Though the number of local militants swelled after the 2016 uprising, most of them proved to be sitting ducks for the security forces; they did not have training or weapons. In the past two years, more than 450 have been slain close to their homes in south Kashmir, and many in the state called it a “massacre” on social media.

To counter the security forces’ offensive, JeM sent a large group of suicide bombers into Kashmir from Poonch in the summer of 2017. Among them were Tahla Rasheed and Usman Ibrahim, nephews of JeM chief Masood Azhar. They then moved to south Kashmir where they met the four-foot-tall Noor Trali, the JeM commander out on parole after eight years in jail. He helped them move to different areas of south Kashmir in small groups and launch attacks. Trali also indoctrinated local boys Fardeen Khanday and Manzoor Baba of Pulwama, and they would soon execute his vision.

On December 31, 2017, the two, along with a Pakistani militant, launched a suicide attack on a CRPF camp at Lethpora, in which five jawans were killed. The attack happened three days after Trali, 47, was killed in an encounter at Samboora in Pulwama.

It was for the first time in 17 years that locals had launched a suicide attack in Kashmir, and this set alarm bells ringing in the security circles in Kashmir and Delhi. The attack happened after security forces had killed Azhar’s nephews in encounters a few weeks earlier. To avenge them, JeM sent Afghan war veteran Abdul Rasheed Ghazi, an expert in making improvised explosive devices (IEDs), along with two others to Kashmir. Reportedly, Ghazi was the mastermind of the February 14 attack.

He was killed two days after the Pulwama attack, along with another JeM militant Fahad, also a Pakistani, and a local militant Hilal. Five Army personnel, including a major, were also killed in the encounter.

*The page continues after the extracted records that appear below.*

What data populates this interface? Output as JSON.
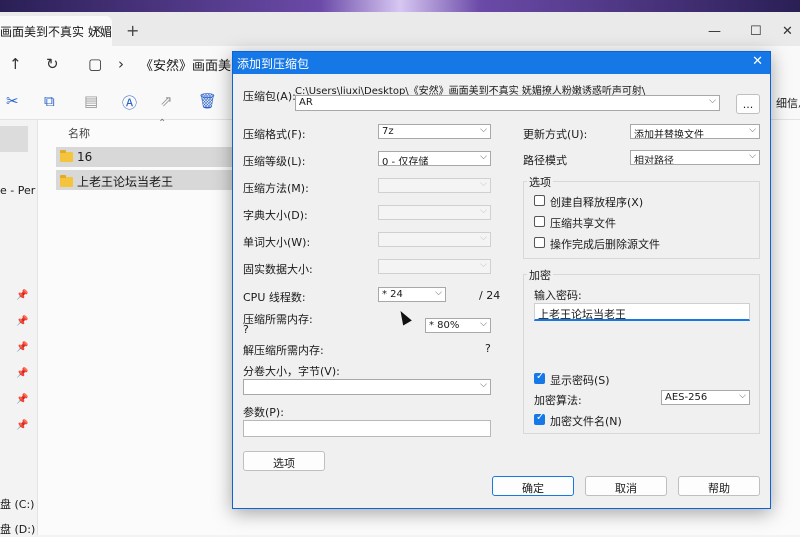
{
  "explorer": {
    "tab_title": "画面美到不真实 妩媚",
    "tab_close": "×",
    "tab_new": "+",
    "window_controls": {
      "minimize": "—",
      "maximize": "☐",
      "close": "✕"
    },
    "nav": {
      "up": "↑",
      "refresh": "↻",
      "view": "▢",
      "chevron": "›"
    },
    "address": "《安然》画面美到不真实",
    "toolbar_right": "细信息",
    "sidebar": {
      "item_1": "e - Per",
      "drive_c": "盘 (C:)",
      "drive_d": "盘 (D:)"
    },
    "column_name": "名称",
    "rows": [
      "16",
      "上老王论坛当老王"
    ]
  },
  "dialog": {
    "title": "添加到压缩包",
    "close": "✕",
    "archive_label": "压缩包(A):",
    "archive_path": "C:\\Users\\liuxi\\Desktop\\《安然》画面美到不真实 妩媚撩人粉嫩诱惑听声可射\\",
    "archive_name": "AR",
    "browse_label": "...",
    "format_label": "压缩格式(F):",
    "format_value": "7z",
    "level_label": "压缩等级(L):",
    "level_value": "0 - 仅存储",
    "method_label": "压缩方法(M):",
    "dict_label": "字典大小(D):",
    "word_label": "单词大小(W):",
    "solid_label": "固实数据大小:",
    "cpu_label": "CPU 线程数:",
    "cpu_value": "* 24",
    "cpu_total": "/ 24",
    "mem_comp_label": "压缩所需内存:",
    "mem_comp_value": "?",
    "mem_percent": "* 80%",
    "mem_decomp_label": "解压缩所需内存:",
    "mem_decomp_value": "?",
    "split_label": "分卷大小，字节(V):",
    "params_label": "参数(P):",
    "options_button": "选项",
    "update_label": "更新方式(U):",
    "update_value": "添加并替换文件",
    "pathmode_label": "路径模式",
    "pathmode_value": "相对路径",
    "options_group": "选项",
    "opt_sfx": "创建自释放程序(X)",
    "opt_shared": "压缩共享文件",
    "opt_delete": "操作完成后删除源文件",
    "encrypt_group": "加密",
    "pwd_label": "输入密码:",
    "pwd_value": "上老王论坛当老王",
    "show_pwd": "显示密码(S)",
    "enc_method_label": "加密算法:",
    "enc_method_value": "AES-256",
    "enc_names": "加密文件名(N)",
    "ok": "确定",
    "cancel": "取消",
    "help": "帮助"
  }
}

On February 19, at a news conference, Lt Gen K.J.S. Dhillon, the 15 Corps commander, said: “I would like to inform the nation that in less than 100 hours of the Pulwama terrorist attack, we have eliminated the JeM leadership in the valley. Anyone who picks up guns in Kashmir will be eliminated unless they surrender. This is a message to all the mothers of Kashmir,” he warned. He added that JeM was a “child” of the Pakistani army and they, as well as the Inter-Services Intelligence, had a role to play in the February 14 attack.

Since the attack, security forces have reverted to the pre-2003 protocol of not allowing any civilian traffic on the highway when a convoy is on the move. They have also restarted checking of vehicles and frisking of passengers travelling in public transport, which has not gone down well with Kashmiris.

K. Rajendra Kumar, former Jammu and Kashmir DGP, said JeM has remerged as a major threat. “It emerged as a threat in 2000 for some time and then other groups like Lashkar-e-Taiba were active,” he told THE WEEK. “The JeM then became active again and formed Afzal Guru squads [to avenge his death].” Kumar, who was injured in an LeT suicide attack on a Youth Congress rally in Srinagar in 2006, said terrorists attack when nothing is happening. “The key to defeating them is not getting complacent when the situation seems normal,” he said.

What is worrying the security forces is whether vehicle-borne IED attacks, like the one carried out by Dar, would be the new trend.

The real challenge, however, remains the radicalisation of the youth, as seen in Dar’s viral video. “The war that they cannot win with force, they are trying to win by compromising your belief,” he says. “They want to mislead you from the path of Islam by luring you with worldly pleasures.”

And that is what makes JeM dangerous. It is the only group that has successfully brainwashed local boys into become suicide bombers. The LeT does not carry out suicide attacks, and especially not those involving explosive-laden vehicles. The LeT considers suicide attacks un-Islamic. But it carries out fidayeen attacks, which are technically suicide missions, but with a chance of survival.

Security forces have prevented LeT attacks with a mix of technology, fortification of camps, raising barbed fences, use of CCTV cameras and increasing vigilance. However, stopping a suicide bomber is a much harder task.